This article will walk you through how to perform the essential steps in exploratory data analysis with Julius.
To explore potential relationships between variables within a dataset, we can use what is called Exploratory Data Analysis (EDA). EDA is important as it helps to generate new insights and inform the researcher on the types of statistical analyses to be performed.
One might ask: what is the difference between descriptive statistics and EDA? Descriptive statistics and EDA are closely related, but serve different purposes in data analysis. The main difference is how much information each analysis provides. Whereas descriptive statistics provides a quick glimpse into the trends of your dataset (e.g. mean, median, mode, and standard deviation), EDA provides a more comprehensive view, as it usually involves looking at various graphical elements to further tease out trends.
A common dataset that is used to demonstrate how to properly run exploratory data analysis is the Titanic dataset. This dataset contains information about the passengers aboard the famous ship which sank in 1912 after colliding with an iceberg.
We will use Julius to help guide us through the process of performing EDA. Our goal of the analysis is to further our understanding of factors that may have contributed to survival rates, and to explore any other relationships between variables that may not be apparent at first glance.
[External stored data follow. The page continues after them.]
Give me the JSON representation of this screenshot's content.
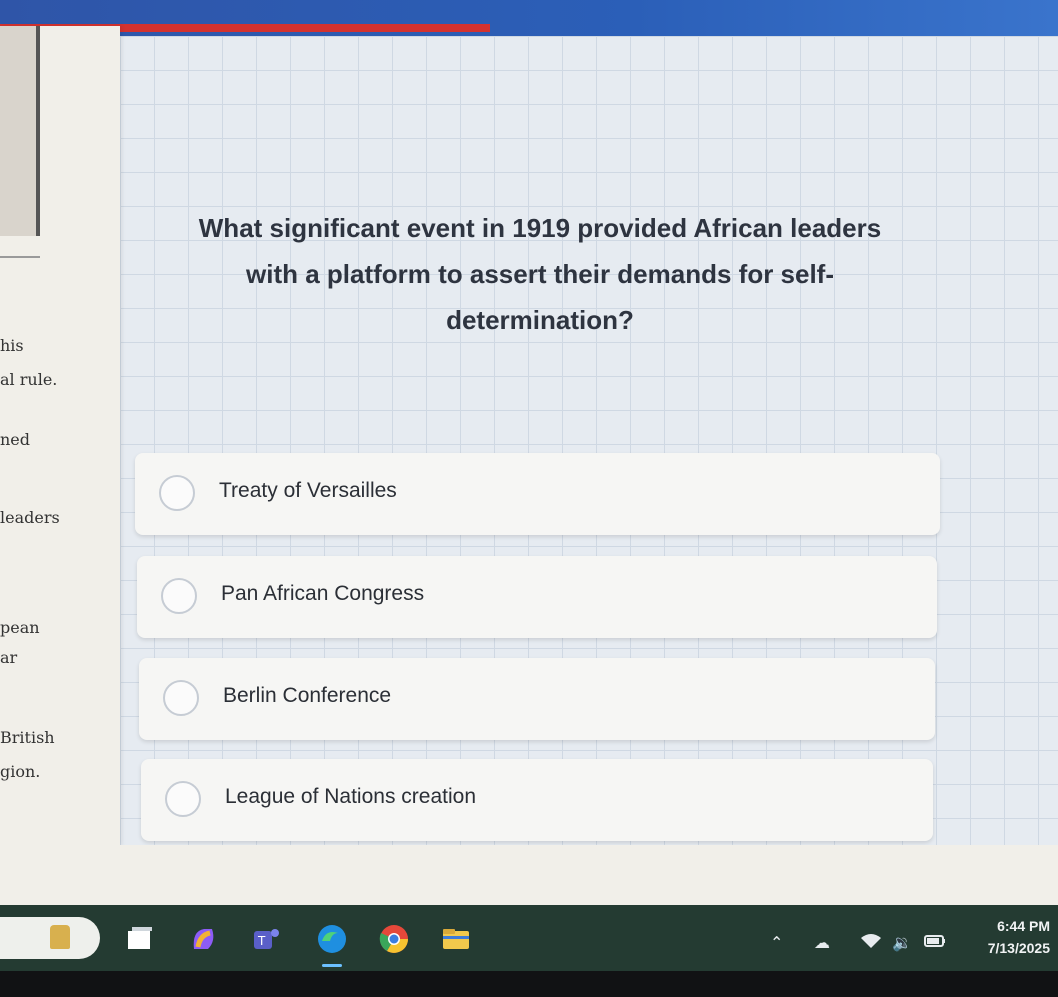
{
  "question": {
    "text": "What significant event in 1919 provided African leaders with a platform to assert their demands for self-determination?"
  },
  "options": [
    {
      "label": "Treaty of Versailles"
    },
    {
      "label": "Pan African Congress"
    },
    {
      "label": "Berlin Conference"
    },
    {
      "label": "League of Nations creation"
    }
  ],
  "sidebar": {
    "snippets": [
      "his",
      "al rule.",
      "ned",
      "leaders",
      "pean",
      "ar",
      "British",
      "gion."
    ]
  },
  "taskbar": {
    "time": "6:44 PM",
    "date": "7/13/2025",
    "icons": [
      "search-box",
      "task-view-icon",
      "copilot-icon",
      "teams-icon",
      "edge-icon",
      "chrome-icon",
      "file-explorer-icon"
    ],
    "tray": [
      "chevron-up-icon",
      "onedrive-icon",
      "wifi-icon",
      "volume-icon",
      "battery-icon"
    ]
  },
  "colors": {
    "accent_bar": "#2f55a8",
    "progress": "#d3322f",
    "taskbar": "#243b32"
  }
}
Here is a preview of the dataset:
Below is a quick explanation of the meaning of each column:
I. survived (0 = no, 1 = yes)
II. pclass (passenger class with 1st, 2nd or 3rd class)
III. the sex
IV. age
V. sibsp (#of sibling or spouses aboard)
VI. parch (#of parents or children aboard)
VII. fare
VIII. embarked (where they were going)
IX. class
X. male/female
XI. adult_male (true or false)
XII. deck (where the passenger was located)
XIII. embarked_town
XIV. alive (if they survived)
XV. alone (if they were by themselves)
This dataset is accessed Python by executing the following code:
The dataset has 891 rows (N= 891) with 15 columns representing different measurements.
Prompt: "Load the Titanic dataset"
This walkthrough will be done using Python, however you can also perform the analysis in Julius using R by switching the code runtime environment toggle in the top right of the chat interface
As previously mentioned, here is the code for loading the dataset in Python:
The next step in any exploratory analysis is to perform descriptive statistics to get an understanding of the characteristics or trends. As alluded to earlier, the process involves getting an overview of the dataset by creating graphs, and calculating the distribution, central tendency, and variability for a dataset. Let’s prompt Julius to perform descriptive statistics on this dataset.
Prompt: “Please give me the descriptive statistics of the dataset using the following code:”
We can see the count (how many entries in the dataset), standard deviation (measure of how dispersed the data is from the mean value), the minimum and maximum values, and the 25%, 50%, and 75% interquartile ranges (measures of statistical dispersion). If you’re struggling to grasp the meaning of a statistic, I encourage you to ask Julius — one of the primary benefits of using an AI tool is the ability to ask questions and get easy-to-understand explanations in plain English.
When looking at the “deck” column, we can see there are a couple of entries that are labeled as “NULL”.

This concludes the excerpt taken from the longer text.